Oireachtas Joint and Select Committees

Wednesday, 6 February 2019

Joint Oireachtas Committee on Health

Quarterly Update on Health Issues: Discussion
Quarterly Update on Health Issues: Discussion

Photo of Richard Boyd BarrettRichard Boyd Barrett (Dún Laoghaire, People Before Profit Alliance) | Oireachtas source

Okay, having waited two and a half hours and now getting five minutes, I will ask a couple of direct questions.

Does the Minister believe it is appropriate to use PwC, to which he has essentially batted off the incredible escalation under Fine Gael management on the national paediatric hospital project from €400 million to €1.4 billion? Now he is batting off the answers to all of these questions, as well as essential responsibility to PwC, when it has been the auditor of BAM, the contractor at the centre of this issue, for nine years. PwC has received €30 million in fees from BAM. It also works for the HSE. Can we honestly put faith in it to do this task and not fear a serious conflict of interest? This is particularly relevant, given that ordinary people believe they have been had. A company comes in with a bid which turns out to be a gross underestimation of the actual cost of the hospital. The ones who are going to look into how it happened are the same people who audited the company, BAM International, or whatever it is called, for nine years. Moreover, it seems no one was made aware at the time - Ministers included - that there was a gap of €130 million between the BAM bid and the next bid. Were the Ministers made so aware? No one said the gap was a little odd. If it was €10 million or €15 million, it might be credible, but there was a gap of €130 million between the lowest bidder and the next bidder and no one thought it a little odd. That is extraordinary, especially when BAM had a record of cases in which the company had significantly overrun, both in this country and internationally. As that has been well flagged in the press, I do not have time to go into it, but no one raised the need to look into it.

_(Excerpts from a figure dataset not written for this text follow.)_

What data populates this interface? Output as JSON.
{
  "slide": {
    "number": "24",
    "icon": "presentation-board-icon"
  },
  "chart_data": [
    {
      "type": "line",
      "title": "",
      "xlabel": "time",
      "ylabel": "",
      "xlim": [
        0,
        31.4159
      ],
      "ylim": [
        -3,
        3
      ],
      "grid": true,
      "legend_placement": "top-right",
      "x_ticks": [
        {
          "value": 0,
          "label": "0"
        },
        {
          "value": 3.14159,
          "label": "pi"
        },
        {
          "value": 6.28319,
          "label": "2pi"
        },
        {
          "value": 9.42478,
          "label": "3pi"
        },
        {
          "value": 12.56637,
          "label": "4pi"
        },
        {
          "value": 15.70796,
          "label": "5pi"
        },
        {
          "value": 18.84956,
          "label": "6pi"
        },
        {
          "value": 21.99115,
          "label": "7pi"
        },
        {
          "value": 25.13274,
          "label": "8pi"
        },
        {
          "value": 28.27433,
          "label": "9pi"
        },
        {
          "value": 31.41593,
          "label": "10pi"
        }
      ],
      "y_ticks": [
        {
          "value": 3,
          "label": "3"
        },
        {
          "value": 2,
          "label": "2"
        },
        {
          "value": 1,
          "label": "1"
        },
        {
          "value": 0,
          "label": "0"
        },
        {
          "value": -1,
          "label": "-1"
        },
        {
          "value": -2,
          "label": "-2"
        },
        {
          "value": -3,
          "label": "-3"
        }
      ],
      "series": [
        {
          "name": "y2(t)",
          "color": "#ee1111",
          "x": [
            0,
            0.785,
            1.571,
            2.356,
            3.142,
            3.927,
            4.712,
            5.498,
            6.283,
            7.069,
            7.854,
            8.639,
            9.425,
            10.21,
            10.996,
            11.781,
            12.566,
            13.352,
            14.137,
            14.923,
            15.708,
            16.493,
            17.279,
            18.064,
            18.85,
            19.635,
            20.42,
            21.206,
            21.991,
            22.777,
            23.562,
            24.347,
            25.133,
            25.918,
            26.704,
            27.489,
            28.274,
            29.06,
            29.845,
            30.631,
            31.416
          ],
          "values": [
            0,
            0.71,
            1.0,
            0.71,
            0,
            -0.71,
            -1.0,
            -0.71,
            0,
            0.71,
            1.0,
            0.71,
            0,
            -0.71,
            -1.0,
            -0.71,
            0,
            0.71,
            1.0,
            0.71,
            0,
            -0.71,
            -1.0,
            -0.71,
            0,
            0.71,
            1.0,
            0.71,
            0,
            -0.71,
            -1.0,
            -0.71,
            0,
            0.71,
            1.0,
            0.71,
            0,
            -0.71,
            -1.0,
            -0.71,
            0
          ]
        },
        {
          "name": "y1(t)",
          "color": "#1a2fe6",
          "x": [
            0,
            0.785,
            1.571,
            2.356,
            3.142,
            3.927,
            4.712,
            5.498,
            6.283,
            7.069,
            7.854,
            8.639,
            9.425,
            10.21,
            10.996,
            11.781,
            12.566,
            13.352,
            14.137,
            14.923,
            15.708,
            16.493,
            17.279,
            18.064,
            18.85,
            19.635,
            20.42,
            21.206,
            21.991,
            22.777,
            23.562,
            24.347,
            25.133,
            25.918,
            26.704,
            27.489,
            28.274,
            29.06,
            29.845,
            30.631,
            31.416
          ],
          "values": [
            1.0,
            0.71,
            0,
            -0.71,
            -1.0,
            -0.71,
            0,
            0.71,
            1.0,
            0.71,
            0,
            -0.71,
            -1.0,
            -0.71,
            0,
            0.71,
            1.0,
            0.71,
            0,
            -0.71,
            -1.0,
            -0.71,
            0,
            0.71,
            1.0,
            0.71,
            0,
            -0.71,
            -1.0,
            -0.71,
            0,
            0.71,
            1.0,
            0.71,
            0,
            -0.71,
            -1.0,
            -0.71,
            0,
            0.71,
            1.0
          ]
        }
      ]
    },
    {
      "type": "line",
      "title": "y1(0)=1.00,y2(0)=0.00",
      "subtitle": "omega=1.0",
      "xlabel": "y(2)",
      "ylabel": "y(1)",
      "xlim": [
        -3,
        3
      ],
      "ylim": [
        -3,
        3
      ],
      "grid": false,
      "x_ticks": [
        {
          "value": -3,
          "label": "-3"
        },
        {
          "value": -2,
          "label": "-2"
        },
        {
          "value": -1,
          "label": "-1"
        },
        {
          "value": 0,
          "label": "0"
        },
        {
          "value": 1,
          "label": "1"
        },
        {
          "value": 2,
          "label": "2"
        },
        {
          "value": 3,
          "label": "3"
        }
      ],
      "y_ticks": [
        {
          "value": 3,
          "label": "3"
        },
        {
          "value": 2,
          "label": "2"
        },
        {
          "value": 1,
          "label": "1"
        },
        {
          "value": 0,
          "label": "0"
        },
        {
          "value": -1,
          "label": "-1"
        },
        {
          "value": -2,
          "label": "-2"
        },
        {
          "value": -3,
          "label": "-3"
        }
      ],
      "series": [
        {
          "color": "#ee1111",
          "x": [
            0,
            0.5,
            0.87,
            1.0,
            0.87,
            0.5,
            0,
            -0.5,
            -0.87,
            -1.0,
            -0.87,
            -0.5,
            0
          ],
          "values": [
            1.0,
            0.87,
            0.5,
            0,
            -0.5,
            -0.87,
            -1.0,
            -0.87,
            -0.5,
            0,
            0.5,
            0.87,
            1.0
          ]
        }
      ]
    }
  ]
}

Did anyone do the basic things? For example, in talking about windows, did anyone ask what cost BAM had included for them? What costs did it include for wires, bricks and all of the different components? How did these costs compare to those included in the next bid and the one above it? Was there a significant gap between them? If so, did no one ask whether it was a little odd? I realise the Minister is not supposed to be over every single detail, but the then Minister responsible – it was probably the Taoiseach, Deputy Leo Varadkar, at the time – should have been aware at least of the difference and the dichotomy between the bids. He should have called for them to be checked and sought a forensic analysis.